LockBit 3.0 Ransomware Group bertanggung jawab atas gangguan layanan Bank Syariah Indonesia atau BSI. Mereka menyumbang sepertiga dari semua serangan ransomware pada paruh kedua 2022 dan awal 2023.
Hal tersebut diungkapkan pada Sabtu (13/05) oleh @darktracer_int di akun Twitter miliknya.
"Mereka selanjutnya mengancam akan merilis semua data di web gelap jika negosiasi gagal," cuit akun tersebut.
Menyerang pada 8 Mei 2023 dan menyebabkan layanan berhenti beroperasi. Peretas mengaku mencuri sembilan database yang berisi lebih dari 15 juta informasi pribadi nasabah, karyawan, keuangan, dokumen, NDA (Non Disclosure Agreement), dan kata sandi di setiap layanan internal dan eksternal yang digunakan bank. Siapakah Grup Ransomware LockBit 3.0?

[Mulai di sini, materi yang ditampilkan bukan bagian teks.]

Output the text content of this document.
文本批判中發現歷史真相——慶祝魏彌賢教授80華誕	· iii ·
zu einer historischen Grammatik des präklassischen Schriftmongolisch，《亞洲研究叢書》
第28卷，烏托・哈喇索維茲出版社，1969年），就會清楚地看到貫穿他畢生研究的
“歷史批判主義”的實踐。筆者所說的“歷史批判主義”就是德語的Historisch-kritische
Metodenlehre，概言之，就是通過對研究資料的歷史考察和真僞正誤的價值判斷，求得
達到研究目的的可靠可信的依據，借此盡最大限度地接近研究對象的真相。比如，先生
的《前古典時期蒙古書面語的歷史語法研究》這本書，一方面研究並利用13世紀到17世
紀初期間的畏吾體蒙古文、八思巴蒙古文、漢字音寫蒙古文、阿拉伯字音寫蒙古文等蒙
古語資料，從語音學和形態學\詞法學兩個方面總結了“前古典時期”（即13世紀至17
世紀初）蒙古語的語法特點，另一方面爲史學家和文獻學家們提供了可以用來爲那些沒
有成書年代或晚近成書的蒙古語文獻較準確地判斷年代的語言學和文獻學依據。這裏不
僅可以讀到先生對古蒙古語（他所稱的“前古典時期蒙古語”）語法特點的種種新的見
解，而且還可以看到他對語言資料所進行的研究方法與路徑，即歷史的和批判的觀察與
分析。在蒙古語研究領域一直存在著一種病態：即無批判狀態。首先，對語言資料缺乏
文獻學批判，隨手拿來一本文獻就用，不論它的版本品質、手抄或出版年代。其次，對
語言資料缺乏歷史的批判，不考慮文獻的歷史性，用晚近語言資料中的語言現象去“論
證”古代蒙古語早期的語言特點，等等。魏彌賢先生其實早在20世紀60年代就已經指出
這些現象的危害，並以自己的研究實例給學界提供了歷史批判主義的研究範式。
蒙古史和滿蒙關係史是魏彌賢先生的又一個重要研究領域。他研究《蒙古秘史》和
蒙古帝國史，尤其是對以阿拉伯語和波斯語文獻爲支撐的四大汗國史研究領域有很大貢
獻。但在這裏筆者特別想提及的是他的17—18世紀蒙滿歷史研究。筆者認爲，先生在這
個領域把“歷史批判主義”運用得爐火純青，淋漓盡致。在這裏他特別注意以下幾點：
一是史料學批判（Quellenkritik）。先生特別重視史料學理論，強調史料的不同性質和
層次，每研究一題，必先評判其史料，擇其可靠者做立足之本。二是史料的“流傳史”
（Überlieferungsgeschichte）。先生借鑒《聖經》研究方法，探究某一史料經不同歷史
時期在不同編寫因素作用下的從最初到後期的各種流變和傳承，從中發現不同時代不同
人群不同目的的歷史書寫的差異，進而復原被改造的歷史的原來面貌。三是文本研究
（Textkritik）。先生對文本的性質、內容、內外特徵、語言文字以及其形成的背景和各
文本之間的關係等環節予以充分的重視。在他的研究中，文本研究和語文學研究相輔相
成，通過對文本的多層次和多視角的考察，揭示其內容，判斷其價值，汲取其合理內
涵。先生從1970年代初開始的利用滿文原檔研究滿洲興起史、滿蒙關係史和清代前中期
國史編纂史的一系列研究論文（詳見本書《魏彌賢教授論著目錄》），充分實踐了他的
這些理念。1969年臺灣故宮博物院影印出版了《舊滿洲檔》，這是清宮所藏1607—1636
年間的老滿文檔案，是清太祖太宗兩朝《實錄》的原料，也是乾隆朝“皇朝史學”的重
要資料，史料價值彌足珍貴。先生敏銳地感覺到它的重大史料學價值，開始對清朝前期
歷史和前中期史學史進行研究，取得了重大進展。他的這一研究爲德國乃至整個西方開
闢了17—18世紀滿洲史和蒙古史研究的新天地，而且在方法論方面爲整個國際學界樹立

Menurut SOCRadar, LockBit Ransomware Group pertama kali ditemukan pada September 2019. LockBit 3.0 adalah rangkaian ransomware-as-a-service (RaaS) yang melanjutkan warisan LockBit dan LockBit 2.0.
Ransomware didistribusikan melalui email phishing atau eksploitasi keamanan dan dapat memblokir akses ke sistem, data, atau jaringan korban dan meminta tebusan (ransom) untuk mengembalikan akses tersebut.
LockBit 3.0 adalah versi terbaru dan dikenal dengan teknik pencurian data sebelum mengenkripsi data korban, sehingga memperparah kerusakan yang ditimbulkan. Lockbit kemudian mengancam akan merilis data korban yang dicuri tanpa seizin korban. Kelompok peretas ini disebut sebagai grup yang sangat aktif dan berbahaya dalam melakukan serangan ransomware.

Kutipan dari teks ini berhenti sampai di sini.